Tramita no Congresso Nacional o Projeto de Lei 101/2015 que cria o crime de terrorismo no Brasil. Apesar do país já ter leis que regulam sobre práticas terroristas como homicídio e uso de explosivos, ainda assim o Poder Executivo levou ao Congresso o PL. A justificativa é a necessidade de o país atender às recomendações do Grupo de Ação Financeira contra a Lavagem de Dinheiro e o Financiamento do Terrorismo (Gafi) e evitar o rebaixamento do “grau de investimento” do Brasil.
Já sabemos que o argumento de “atender as recomendações do Gafi” é mais uma lorota para, na realidade, criminalizar e controlar manifestações políticas e reivindicatórias e os movimentos populares. O que derruba esse argumento são questões simples:

Primeiro: o Gafi não é um organismo com competência de rebaixar país algum. Patrick Mariano, integrante da Rede Nacional de Advogados e Advogadas Populares confirmou isso em entrevista ao Instituto Humanitas Unisinos (confira a entrevista)

Segundo: o que se recomenda é que o país tenha leis de combate ao financiamento do terrorismo. Não há a necessidade da formulação de toda uma legislação antiterrorista, com a criação de vários tipos penais. O que o Gafi indica é apenas a criminalização do financiamento do terrorismo.

Além da ameaça às lutas populares, vemos mais uma vez o governo cedendo às pressões internacionais. O Projeto de Lei que tipifica os crimes de terrorismo, já foi votado e aprovado na Câmara dos Deputados, mantendo a ressalva que excluía os movimentos populares do enquadramento na nova lei. Quando tramitou para votação no Senado a ressalva foi retirada pelo relator, senador Aloysio Nunes (PSDB-SP). Como foi alterado, o PL precisa retornar à Câmara dos Deputados para apreciação.

Esta não é a primeira tentativa de frear as lutas sociais sob a máscara de uma “lei antiterrorismo”. Em 2013, justamente o ano das jornadas de mobilizações que tomaram conta do país, um Projeto de Lei do Senado (PLS 499/2013), semelhante a este proposto em 2015, também visava a criação de uma lei antiterrorismo. A diferença é que o PL de autoria da Presidência da República tramita em regime de urgência.

Para conquistar mais algumas centenas de defensores do PL, a incansável imprensa golpista entra em ação e tem feito de uma tragédia como os atentados de Paris um trunfo para reforçar a necessidade da criação do crime de terrorismo no Brasil. Um crime que na história recente do Brasil não se tem qualquer registro.

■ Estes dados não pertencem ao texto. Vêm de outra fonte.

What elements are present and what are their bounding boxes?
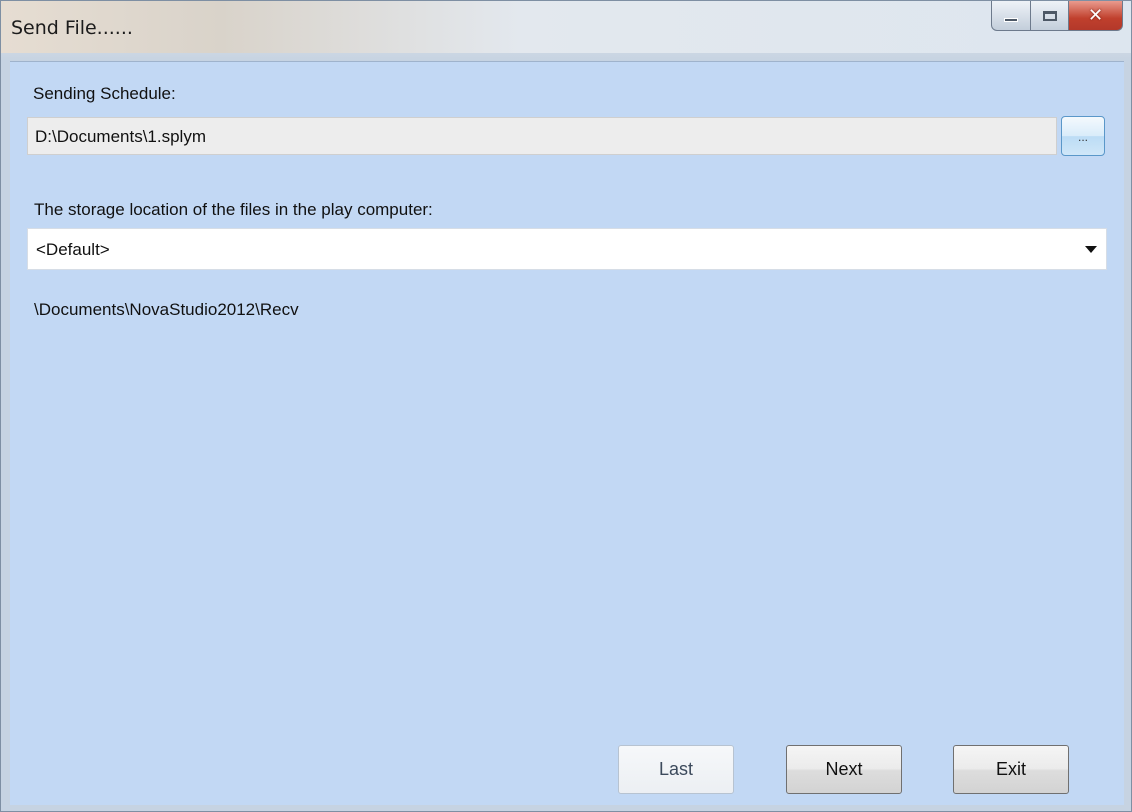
next-button[interactable]: Next [786,745,902,794]
last-button[interactable]: Last [618,745,734,794]
storage-location-dropdown[interactable]: <Default> [27,228,1107,270]
minimize-button[interactable] [991,1,1031,31]
schedule-path-field[interactable]: D:\Documents\1.splym [27,117,1057,155]
send-file-window: Send File...... ✕ Sending Schedule: D:\D… [0,0,1132,812]
dialog-client-area: Sending Schedule: D:\Documents\1.splym .… [10,61,1124,805]
maximize-button[interactable] [1031,1,1069,31]
window-controls: ✕ [991,1,1123,31]
schedule-label: Sending Schedule: [33,84,176,103]
title-bar[interactable]: Send File...... ✕ [1,1,1131,53]
close-button[interactable]: ✕ [1069,1,1123,31]
chevron-down-icon[interactable] [1085,246,1097,253]
window-title: Send File...... [11,17,133,39]
close-icon: ✕ [1087,5,1104,26]
minimize-icon [1004,17,1018,22]
storage-location-label: The storage location of the files in the… [34,200,433,219]
storage-location-selected: <Default> [36,240,110,259]
exit-button[interactable]: Exit [953,745,1069,794]
browse-button[interactable]: ... [1061,116,1105,156]
storage-path-text: \Documents\NovaStudio2012\Recv [34,300,299,319]
maximize-icon [1042,10,1057,21]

Por essas e outras, nos angustiamos ao ver cenas como a do cinegrafista da Globo que desliga a câmera enquanto um morador de Mariana desabafa. Quando a imprensa é selecionada a dedo para cobrir a tragédia mineira. Quando nos faltam informações sobre um atentado em nosso próprio país e nos sobram informações sobre os mortos de Paris. Faz 10 dias dos atentados na capital francesa e a palavra terrorismo continua sendo a mais pronunciada nos telejornais. A lama já chegou ao oceano e quantas vezes ouvimos a palavra Samarco? Não cabe aqui avaliar quão trágico foi uma situação em relação à outra, mas, no mínimo, apontarmos um oportunismo tamanho.

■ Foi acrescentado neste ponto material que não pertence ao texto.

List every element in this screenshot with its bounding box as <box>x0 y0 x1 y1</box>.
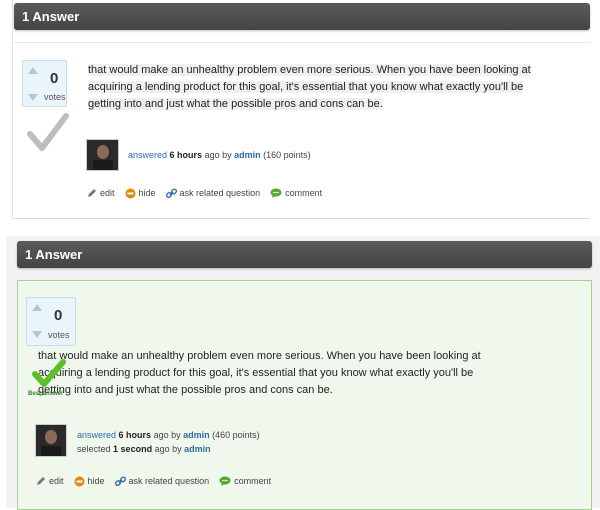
vote-count: 0 <box>54 307 63 324</box>
comment-label: comment <box>234 476 272 486</box>
answer-meta-2: answered 6 hours ago by admin (460 point… <box>77 430 260 440</box>
user-photo-icon <box>36 425 66 456</box>
link-icon <box>165 187 177 198</box>
best-answer-check-icon[interactable] <box>32 358 66 388</box>
answer-text-line: getting into and just what the possible … <box>88 98 383 110</box>
vote-down-icon[interactable] <box>32 331 42 338</box>
selected-time: 1 second <box>113 444 153 454</box>
user-points: (160 points) <box>263 150 311 160</box>
pencil-icon <box>37 477 45 485</box>
comment-bubble-icon <box>270 188 282 198</box>
ago-by-text: ago by <box>204 150 232 160</box>
hide-label: hide <box>87 476 105 486</box>
comment-bubble-icon <box>219 476 231 486</box>
vote-count: 0 <box>50 70 59 87</box>
answers-count-title: 1 Answer <box>25 247 83 262</box>
answered-link[interactable]: answered <box>128 150 167 160</box>
selected-meta: selected 1 second ago by admin <box>77 444 211 454</box>
comment-label: comment <box>285 188 323 198</box>
hide-label: hide <box>138 188 156 198</box>
votes-label: votes <box>48 330 70 340</box>
selected-text: selected <box>77 444 111 454</box>
answered-time: 6 hours <box>118 430 152 440</box>
user-link[interactable]: admin <box>183 430 210 440</box>
section-1-left-border <box>12 0 13 220</box>
vote-up-icon[interactable] <box>32 304 42 311</box>
user-points: (460 points) <box>212 430 260 440</box>
selected-ago-by: ago by <box>154 444 182 454</box>
ago-by-text: ago by <box>153 430 181 440</box>
ask-related-question-label: ask related question <box>179 188 261 198</box>
answer-meta-1: answered 6 hours ago by admin (160 point… <box>128 150 311 160</box>
edit-label: edit <box>49 476 64 486</box>
answer-text-line: acquiring a lending product for this goa… <box>38 367 474 379</box>
avatar[interactable] <box>35 424 67 457</box>
edit-button[interactable]: edit <box>36 474 64 488</box>
answer-text-line: acquiring a lending product for this goa… <box>88 81 524 93</box>
select-best-answer-check-icon[interactable] <box>27 112 69 152</box>
answers-count-title: 1 Answer <box>22 9 80 24</box>
edit-button[interactable]: edit <box>87 186 115 200</box>
vote-box-2: 0 votes <box>26 297 76 346</box>
vote-box-1: 0 votes <box>22 60 67 107</box>
section-divider <box>14 218 590 219</box>
vote-up-icon[interactable] <box>28 67 38 74</box>
hide-button[interactable]: hide <box>125 186 156 200</box>
ask-related-question-label: ask related question <box>128 476 210 486</box>
edit-label: edit <box>100 188 115 198</box>
answered-link[interactable]: answered <box>77 430 116 440</box>
answer-text-1: that would make an unhealthy problem eve… <box>88 62 588 113</box>
ask-related-question-button[interactable]: ask related question <box>114 474 210 488</box>
link-icon <box>114 475 126 486</box>
avatar[interactable] <box>86 139 119 171</box>
votes-label: votes <box>44 92 66 102</box>
pencil-icon <box>88 189 96 197</box>
user-photo-icon <box>87 140 118 170</box>
header-divider-1 <box>14 42 590 43</box>
minus-circle-icon <box>125 188 136 198</box>
hide-button[interactable]: hide <box>74 474 105 488</box>
answer-text-2: that would make an unhealthy problem eve… <box>38 348 578 399</box>
answer-actions-1: edit hide ask related question comment <box>87 186 322 200</box>
comment-button[interactable]: comment <box>219 474 271 488</box>
answer-text-line: getting into and just what the possible … <box>38 384 333 396</box>
answer-text-line: that would make an unhealthy problem eve… <box>38 350 481 362</box>
answer-actions-2: edit hide ask related question comment <box>36 474 271 488</box>
user-link[interactable]: admin <box>234 150 261 160</box>
minus-circle-icon <box>74 476 85 486</box>
vote-down-icon[interactable] <box>28 94 38 101</box>
answers-header-2: 1 Answer <box>17 241 592 268</box>
answers-header-1: 1 Answer <box>14 3 590 30</box>
answered-time: 6 hours <box>169 150 203 160</box>
answer-text-line: that would make an unhealthy problem eve… <box>88 64 531 76</box>
comment-button[interactable]: comment <box>270 186 322 200</box>
best-answer-label: Best answer <box>28 391 64 397</box>
selected-user-link[interactable]: admin <box>184 444 211 454</box>
ask-related-question-button[interactable]: ask related question <box>165 186 261 200</box>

Mas, o que para nós movimentos populares significa uma lei como essa entrar em vigor? Com ressalva ou sem ressalva ficaremos ainda mais às margens da lei. Com a reabertura política do Brasil e a Constituição de 1988, reconquistamos o direito de nos organizamos para defendermos nossas pautas. Podemos, ainda que muitas vezes inconstitucionalmente reprimidos pelos aparatos do estado, nos reunir em espaços públicos, nos manifestarmos, ocuparmos as ruas e utilizarmos nossas ferramentas de agitação e propaganda sem que sejamos clandestinos. Essa conquista que já chega aos seus 32 anos fragiliza-se pela possibilidade de entrar em vigor esta lei. Mesmo se mantida a ressalva que excluem os movimentos do enquadramento, ainda assim isso seria condicionante ao entendimento e avaliação subjetiva dos nossos magistrados.

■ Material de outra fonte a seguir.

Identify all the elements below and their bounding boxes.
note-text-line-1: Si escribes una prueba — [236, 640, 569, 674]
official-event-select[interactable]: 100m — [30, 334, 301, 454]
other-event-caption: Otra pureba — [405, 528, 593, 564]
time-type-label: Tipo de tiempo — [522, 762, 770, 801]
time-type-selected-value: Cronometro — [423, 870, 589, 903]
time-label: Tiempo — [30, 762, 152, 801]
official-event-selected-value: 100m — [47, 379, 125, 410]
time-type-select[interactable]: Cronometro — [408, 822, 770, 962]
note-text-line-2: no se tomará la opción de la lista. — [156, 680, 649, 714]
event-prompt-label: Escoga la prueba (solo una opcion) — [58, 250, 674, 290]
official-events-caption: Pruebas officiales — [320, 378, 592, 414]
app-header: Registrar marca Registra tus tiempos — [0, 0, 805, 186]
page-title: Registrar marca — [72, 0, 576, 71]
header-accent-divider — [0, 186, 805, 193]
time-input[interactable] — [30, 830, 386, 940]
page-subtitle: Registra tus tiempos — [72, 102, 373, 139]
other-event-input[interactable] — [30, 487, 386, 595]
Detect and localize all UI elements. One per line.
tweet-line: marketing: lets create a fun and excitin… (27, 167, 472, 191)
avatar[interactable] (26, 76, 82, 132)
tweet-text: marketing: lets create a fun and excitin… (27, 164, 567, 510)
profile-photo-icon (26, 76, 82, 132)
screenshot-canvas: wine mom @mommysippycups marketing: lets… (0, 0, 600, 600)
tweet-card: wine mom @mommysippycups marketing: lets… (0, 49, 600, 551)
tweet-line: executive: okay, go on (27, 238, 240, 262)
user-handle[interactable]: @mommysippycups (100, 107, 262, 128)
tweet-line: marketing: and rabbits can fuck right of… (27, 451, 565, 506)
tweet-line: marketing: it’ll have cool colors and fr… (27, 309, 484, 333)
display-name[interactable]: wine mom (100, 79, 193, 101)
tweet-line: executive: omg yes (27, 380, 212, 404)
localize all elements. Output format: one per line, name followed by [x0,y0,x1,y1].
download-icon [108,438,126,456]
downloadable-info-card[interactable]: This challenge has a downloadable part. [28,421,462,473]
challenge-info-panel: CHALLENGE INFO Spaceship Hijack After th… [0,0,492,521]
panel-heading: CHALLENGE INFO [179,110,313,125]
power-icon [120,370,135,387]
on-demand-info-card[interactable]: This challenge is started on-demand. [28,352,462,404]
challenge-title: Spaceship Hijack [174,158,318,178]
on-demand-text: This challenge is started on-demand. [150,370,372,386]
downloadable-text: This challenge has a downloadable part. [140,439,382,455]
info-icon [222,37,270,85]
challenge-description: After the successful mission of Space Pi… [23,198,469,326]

Esse PL é um atentado à luta social de nosso país ainda mais num momento em que a capacidade de lutas e mobilizações do povo brasileiro está em ascensão. Jogar à subjetividade o tratamento de um tema como esse permite a criminalização das lutas e movimentos sociais, bem como a restrição à liberdade de expressão e organização. Com a criação desta lei, se constituirá também um instrumento legal de criminalização das lutas das mulheres, dos jovens e dos trabalhadores. Essa é descaradamente, mais uma tentativa de repreender e evitar mobilizações da sociedade. Esse cenário de criminalização dos movimentos tem se intensificado desde as jornadas de junho de 2013 porque, de fato (e eles lá sabem disso), é com os pés nas ruas que avançamos.